Several op-eds in The Daily Californian, the independent student newspaper at UC Berkeley, defended the violence and riots that occurred in response to the MILO event that was scheduled to occur last week.
The staff at The Daily Californian provided readers with a list of commentary pieces that defended the violence that occurred at UC Berkeley last week.
Nisa Dang, an alumnus of UC Berkeley, wrote that she believed folks who were condemning the violence were speaking from a place of “privilege.”
To people with platforms who decide when a protest should and should not be violent: You speak from a place of immense privilege. As I recently wrote in a tirade against this brand of idiocy, asking people to maintain peaceful dialogue with those who legitimately do not think their lives matter is a violent act. Putting #LoveTrumpsHate at the end of a post is a privilege that many of you take advantage of, especially when there are those of us who know that our grandparents and parents survived hate only through the grace of violent action. No offense.
Dang also claimed that MILO has a history of violent actions yet failed to cite examples. She also claimed that the majority of UC Berkeley students didn’t want him to speak on campus.
From where I was standing, there was no actual dialogue about why Yiannopoulos should be invited to campus, despite his violent actions and despite the fact that — as evidenced by recent events — most of the student body didn’t want him there.
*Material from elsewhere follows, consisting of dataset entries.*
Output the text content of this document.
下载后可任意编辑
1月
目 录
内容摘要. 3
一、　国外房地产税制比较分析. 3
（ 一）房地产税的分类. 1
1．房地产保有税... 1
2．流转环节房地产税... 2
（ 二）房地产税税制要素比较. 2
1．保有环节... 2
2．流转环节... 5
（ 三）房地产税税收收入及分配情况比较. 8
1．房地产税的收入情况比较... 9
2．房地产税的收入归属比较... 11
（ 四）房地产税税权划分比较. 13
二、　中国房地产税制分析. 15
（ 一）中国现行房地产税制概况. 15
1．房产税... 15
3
Current UC Berkeley student, Josh Hardman, dismissed the argument that the violence was exclusively perpetrated by “outside agitators,” claiming that the UCB community must take ownership for what occurred on their campus last week.
Before taking on the core issue of whether violence is legitimate, the employment of the term “outside agitator” to distance UC Berkeley students from the “violence” of the protest must be grappled with. On a fundamental level, the distinction between the actions of students and “outsiders” is incongruous with the ethos of a public university and disrespectful to the wider community in which Berkeley is (and should be more) situated. It is patronising and privileged for UC Berkeley students to claim ownership over UC Berkeley and its affairs. We have no right to exclude others from this process.
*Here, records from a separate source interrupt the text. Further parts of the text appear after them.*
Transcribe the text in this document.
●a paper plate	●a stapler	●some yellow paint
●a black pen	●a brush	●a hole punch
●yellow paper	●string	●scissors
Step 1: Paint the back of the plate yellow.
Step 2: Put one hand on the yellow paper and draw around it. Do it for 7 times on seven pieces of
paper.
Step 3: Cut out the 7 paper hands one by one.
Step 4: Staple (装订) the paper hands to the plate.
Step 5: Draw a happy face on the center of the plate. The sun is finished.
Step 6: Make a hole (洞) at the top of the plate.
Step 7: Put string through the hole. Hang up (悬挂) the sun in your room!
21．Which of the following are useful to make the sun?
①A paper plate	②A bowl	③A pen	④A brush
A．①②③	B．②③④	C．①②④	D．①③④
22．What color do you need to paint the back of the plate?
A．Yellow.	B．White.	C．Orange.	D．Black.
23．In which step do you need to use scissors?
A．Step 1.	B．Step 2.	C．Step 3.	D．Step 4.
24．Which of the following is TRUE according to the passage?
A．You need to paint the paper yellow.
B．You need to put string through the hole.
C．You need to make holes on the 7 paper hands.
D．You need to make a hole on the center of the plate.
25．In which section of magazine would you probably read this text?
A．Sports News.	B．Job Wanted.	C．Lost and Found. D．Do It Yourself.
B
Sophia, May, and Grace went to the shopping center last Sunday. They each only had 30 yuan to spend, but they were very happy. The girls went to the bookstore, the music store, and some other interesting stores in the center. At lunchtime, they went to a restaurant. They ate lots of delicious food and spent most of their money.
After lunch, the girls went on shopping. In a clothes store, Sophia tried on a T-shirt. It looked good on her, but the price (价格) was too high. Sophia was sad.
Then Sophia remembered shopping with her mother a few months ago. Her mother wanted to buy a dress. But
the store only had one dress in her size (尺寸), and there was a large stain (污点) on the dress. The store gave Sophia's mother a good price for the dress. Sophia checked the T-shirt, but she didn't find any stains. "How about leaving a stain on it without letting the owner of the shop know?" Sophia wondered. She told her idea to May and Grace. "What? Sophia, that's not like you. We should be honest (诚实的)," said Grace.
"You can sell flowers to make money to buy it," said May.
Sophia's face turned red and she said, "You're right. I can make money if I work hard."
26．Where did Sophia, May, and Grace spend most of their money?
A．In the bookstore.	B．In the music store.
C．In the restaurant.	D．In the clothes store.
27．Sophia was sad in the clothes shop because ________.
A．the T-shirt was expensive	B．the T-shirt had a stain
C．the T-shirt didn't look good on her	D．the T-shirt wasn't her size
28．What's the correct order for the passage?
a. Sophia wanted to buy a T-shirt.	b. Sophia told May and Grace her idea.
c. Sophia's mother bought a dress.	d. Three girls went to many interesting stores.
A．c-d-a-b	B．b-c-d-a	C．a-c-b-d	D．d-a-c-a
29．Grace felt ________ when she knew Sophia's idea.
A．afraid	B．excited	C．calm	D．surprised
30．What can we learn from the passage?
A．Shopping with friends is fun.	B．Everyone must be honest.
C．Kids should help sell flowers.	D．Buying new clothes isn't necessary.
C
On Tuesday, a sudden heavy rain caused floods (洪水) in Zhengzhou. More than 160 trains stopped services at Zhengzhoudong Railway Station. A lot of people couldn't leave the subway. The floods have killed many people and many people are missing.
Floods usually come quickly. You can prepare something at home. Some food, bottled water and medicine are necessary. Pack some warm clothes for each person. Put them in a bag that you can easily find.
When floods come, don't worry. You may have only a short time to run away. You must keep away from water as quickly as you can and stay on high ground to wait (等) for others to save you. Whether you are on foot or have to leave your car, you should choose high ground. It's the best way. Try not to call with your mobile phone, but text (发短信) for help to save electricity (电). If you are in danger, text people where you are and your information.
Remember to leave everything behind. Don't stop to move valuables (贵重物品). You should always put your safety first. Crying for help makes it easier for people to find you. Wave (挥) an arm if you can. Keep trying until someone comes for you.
Hardman goes onto to justify the violence, claiming that there needs to be room in the resistance movement for “a plurality of experiences and tactics.”
Poignantly — given that the locus of the resistance was the Martin Luther King Jr. building — King himself was a critic of this smear, arguing that we cannot “afford to live with the narrow, provincial ‘outside agitator’ idea,” adding that “anyone who lives inside the United States can never be considered an outsider anywhere within its bounds.” King’s comments attest to the longevity of the term and also highlights the need for our movements to be inclusive of a plurality of experiences and tactics.
Towards the end of his piece, Hardman became more explicit in his defense of the violence and riots that took place on campus last week.
The key question now remains: Was the “violence” Wednesday night justified? I am of the opinion that it was the plurality of tactics employed Wednesday evening that contributed to the success of the cancellation of the talk. I merely wish to offer some thoughts in hope of reframing the dominant narrative. I urge you to consider whether damaging the windows of places like banks and the Amazon student store constitutes “violence” — and, if so, what weight this “violence” carries in the context of the symbolic, structural and actual violence that is proposed, condoned and actioned by the likes of Milo Yiannopoulos and his supporters.